Figure 4. Molecular pathogenesis of retinal neovascularization (NV)

This simplified version of the molecular pathogenesis of retinal NV that illustrates several important molecular signals. It highlights soluble mediators and omits cell-cell and cell-matrix signaling. Retinal NV occurs in diabetic retinopathy and other ischemic retinopathies. The underlying disease process (e.g. high glucose in diabetic retinopathy) damages retinal vessels causing vessel closure and retinal ischemia, which results in elevated HIF-1 levels. HIF-1 upregulates several vasoactive gene products including vascular endothelial growth factor (VEGF), platelet-derived growth factor (PDGF-B), placental growth factor (PLGF), stromal-derived growth factor (SDF-1), and their receptors, and angiopoietin 2 (Angpt2). VEGF causes vascular leakage and in combination with Angpt2 causes sprouting of new vessels. VEGF, SDF-1, and PLGF recruit bone marrow-derived cells which provide paracrine stimulation. PDGF-B recruits pericytes which also provide paracrine stimulation.

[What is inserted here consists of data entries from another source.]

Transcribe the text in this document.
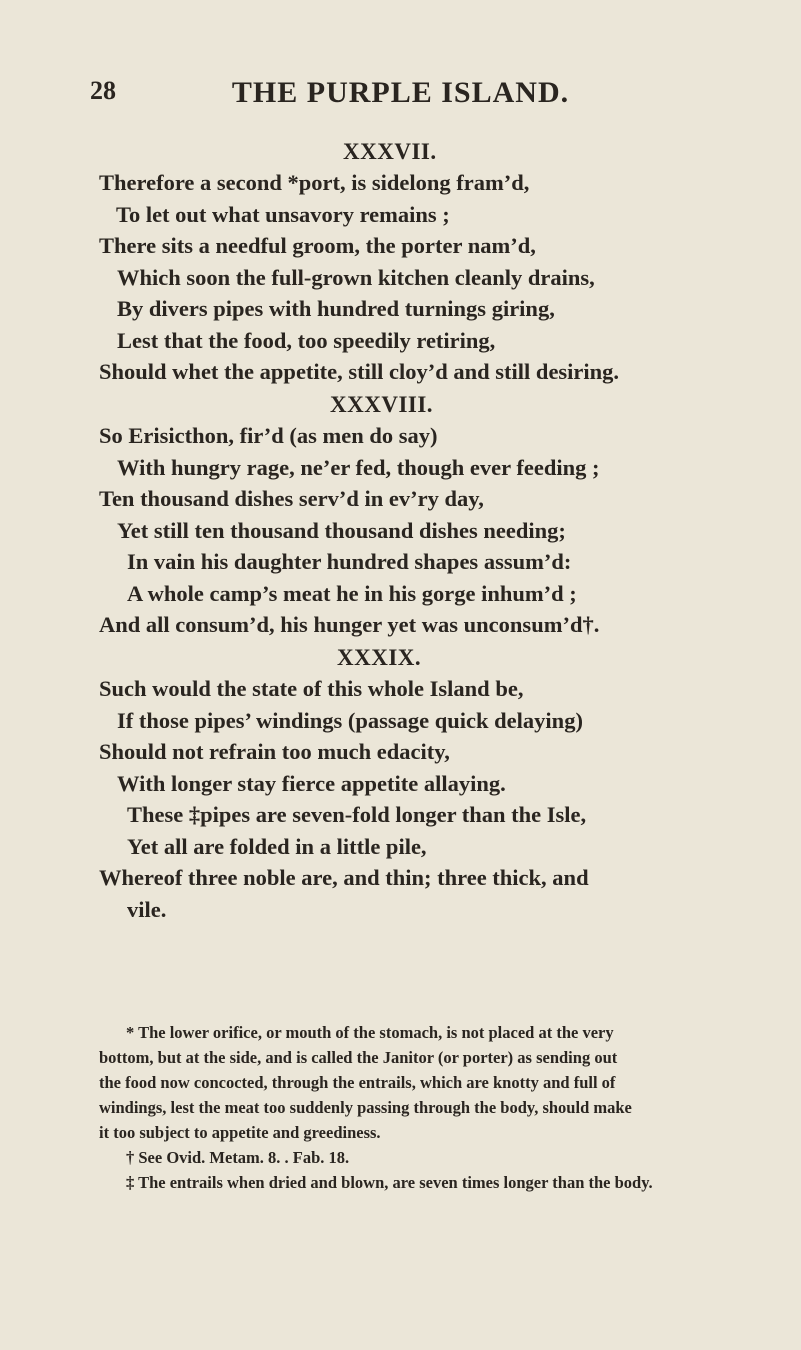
28	THE PURPLE ISLAND.
XXXVII.
Therefore a second *port, is sidelong fram’d,
To let out what unsavory remains ;
There sits a needful groom, the porter nam’d,
Which soon the full-grown kitchen cleanly drains,
By divers pipes with hundred turnings giring,
Lest that the food, too speedily retiring,
Should whet the appetite, still cloy’d and still desiring.
XXXVIII.
So Erisicthon, fir’d (as men do say)
With hungry rage, ne’er fed, though ever feeding ;
Ten thousand dishes serv’d in ev’ry day,
Yet still ten thousand thousand dishes needing;
In vain his daughter hundred shapes assum’d:
A whole camp’s meat he in his gorge inhum’d ;
And all consum’d, his hunger yet was unconsum’d†.
XXXIX.
Such would the state of this whole Island be,
If those pipes’ windings (passage quick delaying)
Should not refrain too much edacity,
With longer stay fierce appetite allaying.
These ‡pipes are seven-fold longer than the Isle,
Yet all are folded in a little pile,
Whereof three noble are, and thin; three thick, and
vile.
* The lower orifice, or mouth of the stomach, is not placed at the very
bottom, but at the side, and is called the Janitor (or porter) as sending out
the food now concocted, through the entrails, which are knotty and full of
windings, lest the meat too suddenly passing through the body, should make
it too subject to appetite and greediness.
† See Ovid. Metam. 8. . Fab. 18.
‡ The entrails when dried and blown, are seven times longer than the body.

Figure 5. Molecular pathogenesis of subretinal neovascularization (NV)

This schematic highlights several important molecular signals involved in subretinal NV. Oxidative stress in the retinal pigmented epithelium (RPE) and photoreceptors causes increased levels of HIF-1, which upregulates vasoactive gene products as described above. Retinal angiomatous proliferation (RAP) occurs if VEGF levels in photoreceptors are sufficiently high to cause an adequate gradient that reaches to the deep capillary bed of the retina. Choroidal NV occurs if there is elevation of VEGF and Angpt2 combined with perturbation of Bruch’s membrane and the RPE. The other HIF-1-responsive gene products fuel the process similar to the situation in retinal NV.